I laughed as if he'd told the funniest joke, imagining myself trying to balance the seven of them, each intense feeling peaking, stacked on top of one another and splitting my attention between. "Tempting," I commented, pondering the good parts, a limitless pool of love and pleasure that I couldn't even imagine, "but I don't think I could manage seven at a time."

He wanted me to decide, the haze of my mind and heart blurred by his lips meeting whatever part of my skin was closest. For now, they moved against my temple, words slightly muffled as they refused to leave me.

"Head, heart, gut." He reminded me of a conversation we had earlier in the week, referencing his process when deciding whether to move forward with treatment each time he was met with disappointing news. His head and heart were always a jumbled mess in those moments, moving through considerations of treatment outcomes, the complicated but ever present love for his family, and his desire for a full life.

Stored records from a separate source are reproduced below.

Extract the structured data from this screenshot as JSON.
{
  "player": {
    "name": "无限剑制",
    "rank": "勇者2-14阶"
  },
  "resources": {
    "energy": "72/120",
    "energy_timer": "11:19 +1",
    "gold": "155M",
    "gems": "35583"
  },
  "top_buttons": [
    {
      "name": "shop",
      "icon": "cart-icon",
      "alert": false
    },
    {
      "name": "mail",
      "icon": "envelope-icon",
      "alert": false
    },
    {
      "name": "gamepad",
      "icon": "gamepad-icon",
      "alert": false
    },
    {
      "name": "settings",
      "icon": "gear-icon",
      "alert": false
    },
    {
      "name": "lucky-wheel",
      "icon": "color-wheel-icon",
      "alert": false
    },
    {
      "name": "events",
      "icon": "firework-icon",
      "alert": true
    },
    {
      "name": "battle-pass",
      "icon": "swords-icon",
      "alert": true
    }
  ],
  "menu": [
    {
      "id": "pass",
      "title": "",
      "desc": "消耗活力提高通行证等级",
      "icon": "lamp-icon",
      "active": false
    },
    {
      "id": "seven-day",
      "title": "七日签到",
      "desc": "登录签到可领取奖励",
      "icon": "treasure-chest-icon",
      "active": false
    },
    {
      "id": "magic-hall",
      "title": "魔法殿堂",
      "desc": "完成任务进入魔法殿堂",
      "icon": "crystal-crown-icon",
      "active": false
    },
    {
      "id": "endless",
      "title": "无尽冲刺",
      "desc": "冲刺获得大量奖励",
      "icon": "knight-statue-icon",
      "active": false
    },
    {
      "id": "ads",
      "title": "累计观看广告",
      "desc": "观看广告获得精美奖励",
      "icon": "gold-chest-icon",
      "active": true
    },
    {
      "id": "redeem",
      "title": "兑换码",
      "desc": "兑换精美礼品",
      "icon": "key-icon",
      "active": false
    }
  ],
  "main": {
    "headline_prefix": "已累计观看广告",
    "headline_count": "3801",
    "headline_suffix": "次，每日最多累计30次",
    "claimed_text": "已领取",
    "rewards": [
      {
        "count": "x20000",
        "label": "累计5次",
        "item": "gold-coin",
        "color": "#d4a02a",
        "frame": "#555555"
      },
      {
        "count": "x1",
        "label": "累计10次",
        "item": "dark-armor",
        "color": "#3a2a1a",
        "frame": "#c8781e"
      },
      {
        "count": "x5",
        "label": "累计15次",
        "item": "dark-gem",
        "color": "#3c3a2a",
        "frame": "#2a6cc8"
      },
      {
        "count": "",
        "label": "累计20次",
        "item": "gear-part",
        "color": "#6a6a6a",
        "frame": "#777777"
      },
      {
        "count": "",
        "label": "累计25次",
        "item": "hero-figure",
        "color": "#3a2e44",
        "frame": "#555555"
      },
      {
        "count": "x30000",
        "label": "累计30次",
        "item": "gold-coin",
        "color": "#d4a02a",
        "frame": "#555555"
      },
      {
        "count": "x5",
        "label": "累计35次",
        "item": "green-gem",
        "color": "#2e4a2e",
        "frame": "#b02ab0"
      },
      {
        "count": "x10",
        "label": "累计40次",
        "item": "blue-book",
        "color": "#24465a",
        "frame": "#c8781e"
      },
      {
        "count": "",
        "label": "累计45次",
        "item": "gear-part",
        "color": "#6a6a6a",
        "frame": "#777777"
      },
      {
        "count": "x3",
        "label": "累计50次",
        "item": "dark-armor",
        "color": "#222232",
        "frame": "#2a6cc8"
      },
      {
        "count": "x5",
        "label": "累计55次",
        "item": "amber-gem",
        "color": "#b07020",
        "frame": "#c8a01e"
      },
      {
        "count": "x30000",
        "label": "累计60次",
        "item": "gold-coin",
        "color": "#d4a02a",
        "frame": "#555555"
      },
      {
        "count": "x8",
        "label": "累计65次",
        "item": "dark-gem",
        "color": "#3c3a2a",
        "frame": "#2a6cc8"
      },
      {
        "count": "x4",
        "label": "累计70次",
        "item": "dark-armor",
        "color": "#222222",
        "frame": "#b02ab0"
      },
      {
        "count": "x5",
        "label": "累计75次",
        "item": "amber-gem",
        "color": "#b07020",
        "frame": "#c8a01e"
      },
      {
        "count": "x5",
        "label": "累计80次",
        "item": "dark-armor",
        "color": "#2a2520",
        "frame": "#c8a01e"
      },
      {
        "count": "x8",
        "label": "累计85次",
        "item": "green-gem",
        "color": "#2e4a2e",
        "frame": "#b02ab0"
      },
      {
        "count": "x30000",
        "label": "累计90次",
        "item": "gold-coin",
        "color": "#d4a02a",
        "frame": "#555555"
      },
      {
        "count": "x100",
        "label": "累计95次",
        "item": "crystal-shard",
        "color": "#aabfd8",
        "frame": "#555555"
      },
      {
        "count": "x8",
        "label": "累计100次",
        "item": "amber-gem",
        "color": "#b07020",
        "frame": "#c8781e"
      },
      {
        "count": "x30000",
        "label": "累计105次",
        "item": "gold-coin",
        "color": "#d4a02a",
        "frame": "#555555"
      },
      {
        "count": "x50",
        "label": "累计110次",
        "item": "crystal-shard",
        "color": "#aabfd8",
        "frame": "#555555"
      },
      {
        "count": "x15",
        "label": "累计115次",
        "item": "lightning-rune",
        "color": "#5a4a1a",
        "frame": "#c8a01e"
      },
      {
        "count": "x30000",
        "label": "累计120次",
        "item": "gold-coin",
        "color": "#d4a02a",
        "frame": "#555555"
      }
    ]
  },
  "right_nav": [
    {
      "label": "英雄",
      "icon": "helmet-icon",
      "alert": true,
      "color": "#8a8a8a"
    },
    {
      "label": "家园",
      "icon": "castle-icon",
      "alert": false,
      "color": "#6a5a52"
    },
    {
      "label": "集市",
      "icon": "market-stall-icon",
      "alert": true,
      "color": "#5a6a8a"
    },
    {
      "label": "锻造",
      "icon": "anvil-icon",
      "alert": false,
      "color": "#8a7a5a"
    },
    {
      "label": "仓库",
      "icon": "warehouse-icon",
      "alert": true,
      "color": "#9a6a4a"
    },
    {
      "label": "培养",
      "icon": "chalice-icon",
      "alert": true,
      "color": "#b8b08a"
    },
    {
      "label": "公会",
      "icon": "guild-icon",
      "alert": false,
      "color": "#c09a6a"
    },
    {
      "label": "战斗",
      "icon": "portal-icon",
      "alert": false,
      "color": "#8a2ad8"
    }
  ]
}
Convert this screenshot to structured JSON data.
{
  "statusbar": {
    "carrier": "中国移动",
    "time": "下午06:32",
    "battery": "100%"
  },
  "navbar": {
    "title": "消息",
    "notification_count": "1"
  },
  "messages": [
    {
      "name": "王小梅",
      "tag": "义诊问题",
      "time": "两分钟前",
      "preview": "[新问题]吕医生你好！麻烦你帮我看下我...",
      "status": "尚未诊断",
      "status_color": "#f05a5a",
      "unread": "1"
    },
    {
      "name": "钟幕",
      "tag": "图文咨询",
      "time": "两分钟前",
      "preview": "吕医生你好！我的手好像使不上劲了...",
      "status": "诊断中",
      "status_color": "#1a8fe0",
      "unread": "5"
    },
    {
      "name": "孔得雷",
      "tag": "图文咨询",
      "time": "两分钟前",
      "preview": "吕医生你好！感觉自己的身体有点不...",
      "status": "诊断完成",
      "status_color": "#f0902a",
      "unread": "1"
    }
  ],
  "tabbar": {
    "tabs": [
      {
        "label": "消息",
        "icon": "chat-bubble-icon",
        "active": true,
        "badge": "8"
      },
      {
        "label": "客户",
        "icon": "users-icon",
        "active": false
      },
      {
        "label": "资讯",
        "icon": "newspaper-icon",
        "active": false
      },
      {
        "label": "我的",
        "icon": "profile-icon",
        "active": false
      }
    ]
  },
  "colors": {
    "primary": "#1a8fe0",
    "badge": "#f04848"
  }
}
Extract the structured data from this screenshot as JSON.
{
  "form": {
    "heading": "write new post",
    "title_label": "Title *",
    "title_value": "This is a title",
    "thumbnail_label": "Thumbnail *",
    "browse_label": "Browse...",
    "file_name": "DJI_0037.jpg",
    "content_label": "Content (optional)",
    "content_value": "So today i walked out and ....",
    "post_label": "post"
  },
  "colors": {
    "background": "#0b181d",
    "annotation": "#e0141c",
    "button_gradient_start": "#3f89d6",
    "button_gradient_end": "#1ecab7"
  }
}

Every time the decision was obscure, he went with his gut. It urged him to continue fighting his illness, and we theorized that it was partially influenced by the universe driving him to the circumstances which allowed us to meet.

With my head and heart deciphering through campfires and fireworks, voids and honor beats, and finally, galaxies and peace, I went with my gut.

I didn't care if it was the universe still steering me toward him, my gut leading me to choose the man standing right in front of me, my raw and pure love.